Digital Intelligence & Digital Twin/Thread Modeling


Some efforts for this thrust have focused on:

  • Demonstrating the seamless integration of system models with multi-physics analysis tools and libraries to support a number of analytical capabilities.
  • MBSE for Digital Manufacturing and in particular the development of a methodology aimed at capturing manufacturing and production system considerations in a model‑based environment. It demonstrated how model‑based systems engineering allows for the connection and integration of product design, manufacturing and production models and data through an authoritative source of truth (ASoT).
  • Digital Thread Proof-of-Concepts, with the focus being on 1) demonstrating the integration of functional data with a MBSE model and 2) extending an existing data architecture to demonstrate tracking/curation of relevant model parameters.
  • Investigating the role of Digital Twins in Wargaming Scenarios with a focus on exploring the benefits of connectivity between military assets in the digital domain for diagnostic and predictive purposes in a contested environment. In particular, we investigate 1) the impact of digital twin fidelity and accuracy (twinness), and communication requirements on outcome of interest, 2) pathways to better understand how and under what circumstances assets in the field can communicate a need for parts for replacement, 3) best practices for resupply and logistical support to facilitate just in‑time delivery mechanisms to the battlefield and 4) ways to enact more agile and trustworthy machine‑to‑machine tasking.

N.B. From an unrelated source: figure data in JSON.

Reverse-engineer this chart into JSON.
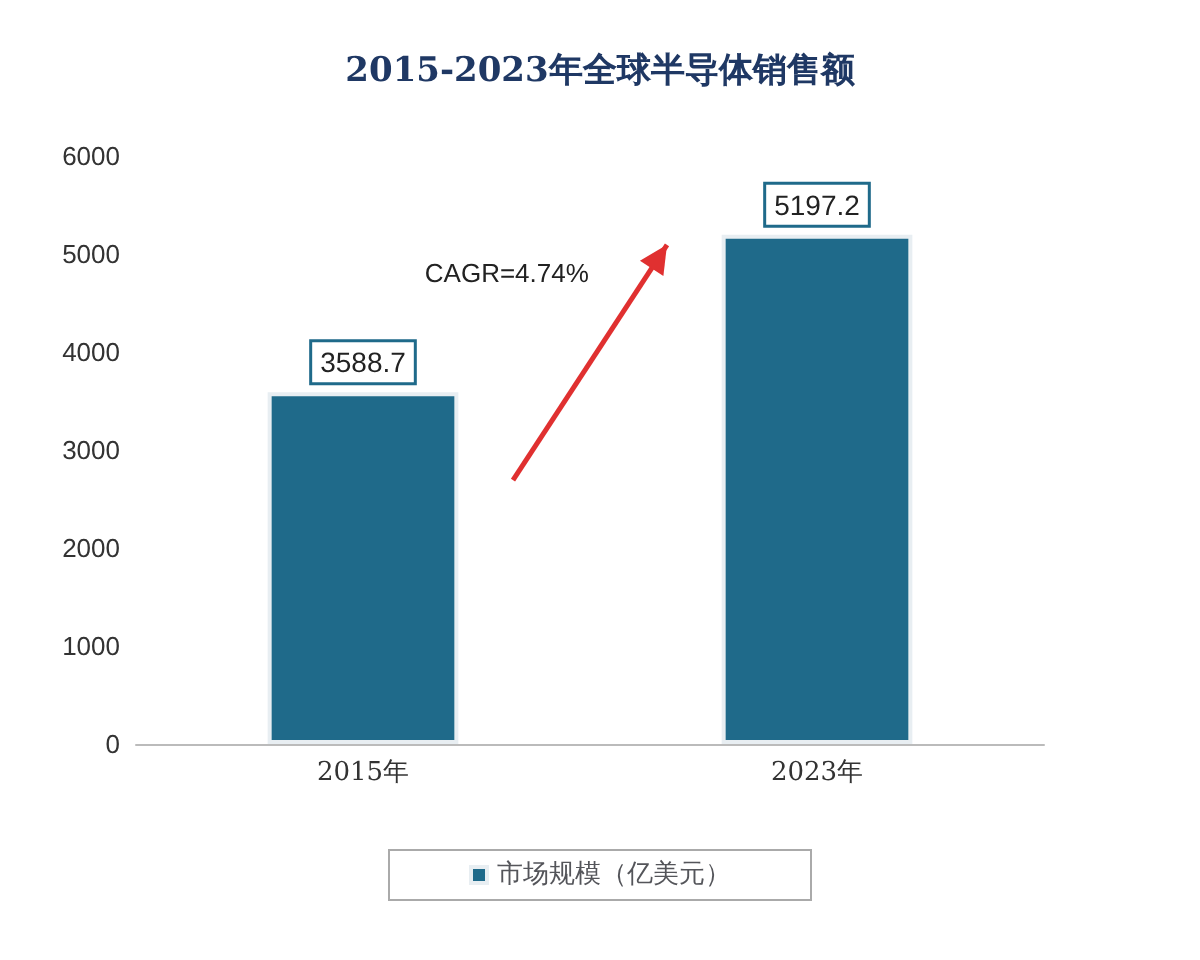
{
  "chart_data": {
    "type": "bar",
    "title": "2015-2023年全球半导体销售额",
    "categories": [
      "2015年",
      "2023年"
    ],
    "series": [
      {
        "name": "市场规模（亿美元）",
        "color": "#1f6a8a",
        "values": [
          3588.7,
          5197.2
        ]
      }
    ],
    "ylim": [
      0,
      6000
    ],
    "yticks": [
      0,
      1000,
      2000,
      3000,
      4000,
      5000,
      6000
    ],
    "grid": false,
    "legend": "bottom",
    "data_labels": true,
    "annotations": [
      "CAGR=4.74%"
    ]
  }
}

Living Habitats & Smart Cities

Over the last few years we have engaged our students in the modeling and simulation of engineering systems but also socio-cyber-physical systems, both on Earth and on the Moon. Examples of efforts involve:

  • Smart Campus
  • Digital Twin Perspective to Aerotropolis Concepts
  • Space Habitats

Digital Infrastructure & Sustainability


  • Kendeda Living Building: Our team recently completed the development of a Digital Twin of GT’s Kendeda Building for Innovative Sustainable Design, which is the most environmentally advanced educational and research facility of its kind in the Southeast and is intended to serve as a living-learning laboratory for sustainability. The use of the Digital Twin developed made it possible for this building to receive certification earlier this year as a “Living Building” from the International Living Futures Institute (ILFI).
  • Physics of Energy & Water Infrastructure
  • Sustainable Mobility
  • Smart Building Infrastructure
  • Sustainable Mobility

ML/AI Applications to Engineering and Systems Engineering Problems


  • Deep Learning-enabled Data Fusion
  • Deep Learning Applications for Robotics
  • Reinforcement Learning for Airfoil Shape Optimization
  • Knowledge Extraction & Representation
  • Enhancing Surrogate Modeling using Deep Learning
  • Natural Language Processing for Requirement Engineering

Involvement in Professional Societies & Working Groups

Due to the nature of our research and interests, members of our division are very much involved in the activities of the American Institute of Aeronautics and Astronautics (AIAA) Digital Engineering Integration Committee (DEIC), the International Association for the Engineering Modeling, Analysis and Simulation Community (NAFEMS), INCOSE, and the OMG Digital Twin Consortium (DTC).